Fort-de-France, Martinique
Museum of Archaeology and Prehistory
Archaeology Museum - The Pre-Columbian Archaeology and Prehistory Museum of Martinique is located in the heart of Fort-de-France in a "modern" 19th century three story former military supply building. The collection contains over 2,000 pieces found in the excavations that have taken place on the island since the year 4000 BC until the arrival of the first settlers. There are pottery exhibits, wicker basket displays and a scale model representation of primitive housing (to name a few). The aim of the museum is to make the "first peoples" of the West Indies, global knowledge to as many people that pass through the museum.
 
Fort-de-France, Martinique
St Louis Cathedral
St Louis Cathedral - Considered the religious centerpiece of Martinique, the current St Louis Cathedral is the 7th incarnation of a church built on this spot.

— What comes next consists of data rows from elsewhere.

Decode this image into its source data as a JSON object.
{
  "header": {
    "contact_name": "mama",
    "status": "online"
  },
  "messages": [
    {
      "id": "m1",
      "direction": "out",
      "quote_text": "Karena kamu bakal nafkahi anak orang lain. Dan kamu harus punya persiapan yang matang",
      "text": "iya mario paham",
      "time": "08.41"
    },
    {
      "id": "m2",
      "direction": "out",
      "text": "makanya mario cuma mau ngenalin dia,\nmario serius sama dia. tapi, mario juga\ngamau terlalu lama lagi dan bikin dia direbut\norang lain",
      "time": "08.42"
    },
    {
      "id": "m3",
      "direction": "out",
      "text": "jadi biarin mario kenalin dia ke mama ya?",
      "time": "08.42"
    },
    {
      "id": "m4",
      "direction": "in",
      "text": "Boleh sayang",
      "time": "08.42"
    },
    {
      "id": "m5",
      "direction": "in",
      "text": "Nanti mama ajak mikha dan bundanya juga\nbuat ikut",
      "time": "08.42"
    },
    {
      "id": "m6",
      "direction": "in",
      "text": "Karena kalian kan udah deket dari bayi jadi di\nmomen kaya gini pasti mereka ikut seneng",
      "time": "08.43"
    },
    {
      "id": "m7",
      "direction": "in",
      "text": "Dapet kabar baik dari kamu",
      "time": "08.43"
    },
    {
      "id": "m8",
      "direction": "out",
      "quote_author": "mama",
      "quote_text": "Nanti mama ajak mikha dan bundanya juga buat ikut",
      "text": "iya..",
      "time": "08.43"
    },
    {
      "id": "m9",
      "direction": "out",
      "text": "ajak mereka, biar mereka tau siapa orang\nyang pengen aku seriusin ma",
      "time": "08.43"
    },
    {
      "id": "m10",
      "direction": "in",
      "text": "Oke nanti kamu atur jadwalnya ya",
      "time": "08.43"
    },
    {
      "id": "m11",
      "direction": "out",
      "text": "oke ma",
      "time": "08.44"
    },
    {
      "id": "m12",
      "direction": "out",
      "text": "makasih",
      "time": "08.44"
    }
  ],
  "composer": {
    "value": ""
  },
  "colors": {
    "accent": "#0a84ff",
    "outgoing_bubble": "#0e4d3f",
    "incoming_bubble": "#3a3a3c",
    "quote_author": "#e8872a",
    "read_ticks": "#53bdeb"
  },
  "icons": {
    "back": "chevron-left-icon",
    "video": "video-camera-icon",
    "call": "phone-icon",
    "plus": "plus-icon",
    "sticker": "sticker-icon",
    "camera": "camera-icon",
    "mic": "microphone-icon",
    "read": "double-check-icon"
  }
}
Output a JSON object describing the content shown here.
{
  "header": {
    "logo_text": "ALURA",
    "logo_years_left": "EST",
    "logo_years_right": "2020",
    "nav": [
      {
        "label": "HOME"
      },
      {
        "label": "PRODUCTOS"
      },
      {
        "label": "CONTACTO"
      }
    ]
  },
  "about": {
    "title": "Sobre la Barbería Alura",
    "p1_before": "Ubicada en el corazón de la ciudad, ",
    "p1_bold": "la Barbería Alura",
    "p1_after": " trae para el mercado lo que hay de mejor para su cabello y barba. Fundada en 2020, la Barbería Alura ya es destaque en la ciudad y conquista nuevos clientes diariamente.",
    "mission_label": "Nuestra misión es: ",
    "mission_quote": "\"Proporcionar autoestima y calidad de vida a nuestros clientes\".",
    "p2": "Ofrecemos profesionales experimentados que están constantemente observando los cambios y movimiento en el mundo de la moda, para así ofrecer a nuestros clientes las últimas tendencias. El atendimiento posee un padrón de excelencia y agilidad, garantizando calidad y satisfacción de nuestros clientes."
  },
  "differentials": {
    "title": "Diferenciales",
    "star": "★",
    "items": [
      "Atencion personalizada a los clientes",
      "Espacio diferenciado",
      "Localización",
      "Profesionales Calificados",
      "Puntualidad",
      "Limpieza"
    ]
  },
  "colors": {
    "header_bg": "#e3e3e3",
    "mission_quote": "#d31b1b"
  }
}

The original was completed in 1657, then it and the next five structures were all destroyed by either fire, hurricanes or earthquakes. Of course they were all built using wood and the St Louis Cathedral of today (built in 1895) has an iron framework. The Cathedrals biggest claim to fame is that it was designed by Gustave Eiffel, the designer of the Eiffel Tower in Paris. A top-to-bottom renovation was completed in 1978 and it is a great place to stop during your visit.